Mississippi is among the last states to feature Confederate imagery in its state banner, and McDaniel has made supporting that flag—along with Confederate war memorials—part of his campaign. The Washington Post profiled the Mississippi Senate race on Sunday, and reporter Cleve R. Wootson Jr. got a photo of a the aforementioned yard sign (see it here).

It’s unclear whether this is an official yard sign—the only design on McDaniel’s website is this one. But it’s hard to see McDaniel having a problem with it if it is, seeing as this is the sort of thing he routinely says in public about the black constituents he wants to represent.

It’s a message he’s comfortable driving home. As The Root reported last month on McDaniel’s appearance on Morning Joe:

[Eddie Glaude Jr.] pressed McDaniel on how he planned to represent the 38 percent of the Mississippi population that is African American, asking: “How do you convince black folks in this state that you’re not a danger to them? … How do you speak to those 38 percent?”
“I’m going to ask them, ‘After 100 years of relying on big government to save you, where are you today?’” McDaniel responded. “‘After 100 years of begging for federal government scraps, where are you today?”

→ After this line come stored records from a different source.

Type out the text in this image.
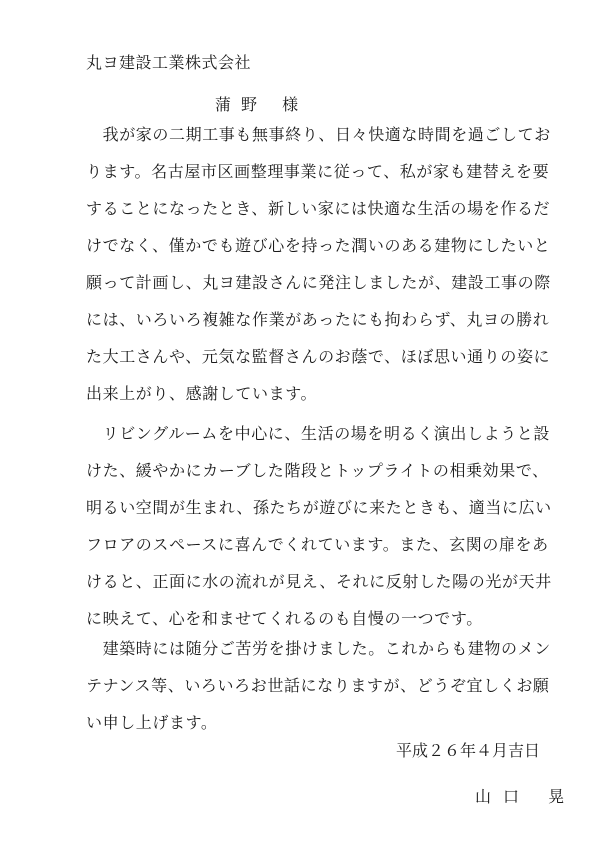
丸ヨ建設工業株式会社
蒲野 様
　我が家の二期工事も無事終り、日々快適な時間を過ごしてお
ります。名古屋市区画整理事業に従って、私が家も建替えを要
することになったとき、新しい家には快適な生活の場を作るだ
けでなく、僅かでも遊び心を持った潤いのある建物にしたいと
願って計画し、丸ヨ建設さんに発注しましたが、建設工事の際
には、いろいろ複雑な作業があったにも拘わらず、丸ヨの勝れ
た大工さんや、元気な監督さんのお蔭で、ほぼ思い通りの姿に
出来上がり、感謝しています。
　リビングルームを中心に、生活の場を明るく演出しようと設
けた、緩やかにカーブした階段とトップライトの相乗効果で、
明るい空間が生まれ、孫たちが遊びに来たときも、適当に広い
フロアのスペースに喜んでくれています。また、玄関の扉をあ
けると、正面に水の流れが見え、それに反射した陽の光が天井
に映えて、心を和ませてくれるのも自慢の一つです。
　建築時には随分ご苦労を掛けました。これからも建物のメン
テナンス等、いろいろお世話になりますが、どうぞ宜しくお願
い申し上げます。
平成２６年４月吉日
山口 晃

The Post reported that even with the 38 percent black population of Mississippi, Espy still has to win over white moderate voters, which historically has not been easy. Per the Post:

“Mississippi politics is black and white,” said Joe Thomas Jr., the Democratic county chair from Yazoo County, which includes Espy’s hometown, Yazoo City.
“Nobody will come out and say that, but everybody knows it,” said Thomas, who is African American. “We’re 50 years removed from the civil rights movement, but it’s still Mississippi.”

McDaniel, on the other hand, doesn’t appear to be trying particularly hard to appeal to that 38 percent at all.